François Médéline se confronte aux codes du thriller et conformément à ce qu'on peut attendre, il absorbe le genre, ou, si vous préférez, il y injecte son propre univers, son écriture. Mais avant cela, je voudrais faire une digression sur le thriller (vous pouvez reprendre la lecture de la chronique au paragraphe 3 si ça vous gonfle).

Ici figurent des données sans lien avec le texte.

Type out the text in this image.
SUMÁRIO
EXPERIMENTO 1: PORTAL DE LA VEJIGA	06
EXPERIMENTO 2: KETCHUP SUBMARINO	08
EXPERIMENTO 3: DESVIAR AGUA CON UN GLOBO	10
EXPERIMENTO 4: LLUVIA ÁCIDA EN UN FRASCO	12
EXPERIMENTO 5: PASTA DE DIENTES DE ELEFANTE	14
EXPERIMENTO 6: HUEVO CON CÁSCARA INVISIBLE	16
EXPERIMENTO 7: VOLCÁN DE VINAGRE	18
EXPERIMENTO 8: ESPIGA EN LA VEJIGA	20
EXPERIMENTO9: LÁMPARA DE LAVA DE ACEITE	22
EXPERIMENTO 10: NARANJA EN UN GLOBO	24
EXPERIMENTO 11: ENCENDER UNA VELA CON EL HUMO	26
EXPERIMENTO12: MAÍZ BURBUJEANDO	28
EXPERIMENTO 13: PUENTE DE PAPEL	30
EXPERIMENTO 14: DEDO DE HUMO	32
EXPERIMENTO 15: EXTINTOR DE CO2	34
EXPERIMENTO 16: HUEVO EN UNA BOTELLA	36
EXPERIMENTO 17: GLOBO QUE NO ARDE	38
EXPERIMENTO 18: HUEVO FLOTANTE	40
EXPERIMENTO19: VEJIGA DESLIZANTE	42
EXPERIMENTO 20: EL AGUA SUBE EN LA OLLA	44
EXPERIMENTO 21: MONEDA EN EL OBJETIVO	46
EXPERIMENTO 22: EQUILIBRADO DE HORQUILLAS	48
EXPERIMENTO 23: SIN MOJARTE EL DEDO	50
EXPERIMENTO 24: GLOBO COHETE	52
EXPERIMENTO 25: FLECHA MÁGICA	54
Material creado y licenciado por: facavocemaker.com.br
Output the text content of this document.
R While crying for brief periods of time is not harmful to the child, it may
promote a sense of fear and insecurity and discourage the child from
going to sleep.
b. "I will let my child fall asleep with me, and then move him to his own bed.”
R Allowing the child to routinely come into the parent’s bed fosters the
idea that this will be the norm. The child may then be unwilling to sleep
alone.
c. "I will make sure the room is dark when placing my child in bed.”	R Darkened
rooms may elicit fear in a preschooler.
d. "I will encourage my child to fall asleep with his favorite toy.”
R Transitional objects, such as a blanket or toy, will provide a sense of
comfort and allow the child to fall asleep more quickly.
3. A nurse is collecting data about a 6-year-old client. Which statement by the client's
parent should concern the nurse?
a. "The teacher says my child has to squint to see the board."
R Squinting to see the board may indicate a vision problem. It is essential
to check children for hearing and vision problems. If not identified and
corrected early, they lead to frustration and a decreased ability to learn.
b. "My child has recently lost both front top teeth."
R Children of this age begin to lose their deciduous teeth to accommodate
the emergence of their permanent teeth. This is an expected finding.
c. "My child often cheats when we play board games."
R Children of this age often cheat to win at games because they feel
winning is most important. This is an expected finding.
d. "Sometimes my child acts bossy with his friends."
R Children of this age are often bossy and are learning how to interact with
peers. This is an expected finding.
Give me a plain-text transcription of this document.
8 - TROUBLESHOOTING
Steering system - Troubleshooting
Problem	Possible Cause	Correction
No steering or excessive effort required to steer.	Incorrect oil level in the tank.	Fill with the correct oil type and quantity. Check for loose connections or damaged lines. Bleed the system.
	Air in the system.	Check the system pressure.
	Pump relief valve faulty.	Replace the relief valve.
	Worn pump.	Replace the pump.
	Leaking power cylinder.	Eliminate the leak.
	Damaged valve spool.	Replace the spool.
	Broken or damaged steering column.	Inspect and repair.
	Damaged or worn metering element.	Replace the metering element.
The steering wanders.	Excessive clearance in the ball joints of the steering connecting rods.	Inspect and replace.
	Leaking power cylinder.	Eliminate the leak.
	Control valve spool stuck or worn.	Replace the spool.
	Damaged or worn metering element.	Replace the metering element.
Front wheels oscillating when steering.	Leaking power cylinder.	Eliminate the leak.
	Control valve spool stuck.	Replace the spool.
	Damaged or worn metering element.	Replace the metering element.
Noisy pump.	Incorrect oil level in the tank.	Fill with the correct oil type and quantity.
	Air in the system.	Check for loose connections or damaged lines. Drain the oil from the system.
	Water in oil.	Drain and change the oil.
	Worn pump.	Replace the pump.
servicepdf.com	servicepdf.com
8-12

Dans ce vaste ensemble que forment les fictions criminelles, je suis, pour toujours je crois, de la team ROMAN NOIR. Et je me suis longtemps bouché le nez devant le thriller, ses couvertures kitsch, ses twists éreintants et vains, ses serial killer qui ne me fascinaient pas du tout. Mais pour de nombreuses raisons, notamment ma volonté de lutter contre mon propre élitisme snobinard, j'ai décidé que je devais regarder de plus près, pour ne pas parler sans savoir. Je précise que mon intérêt est avant tout intellectuel (et même professionnel). Et à mon grand étonnement, j'ai eu de bonnes surprises, pas du côté américain, non, pour le moment du côté italien. J'ai pris un vrai plaisir devant le savoir-faire de Donato Carrisi, Ilaria Tuti, par exemple. Ces derniers jours, j'ai lu une centaine de pages d'un roman de Sandrone Dazieri, et je vous assure que certains chapitres ne dépareraient pas dans un roman noir. Les personnages de ces romanciers me plaisent. On aura tout vu.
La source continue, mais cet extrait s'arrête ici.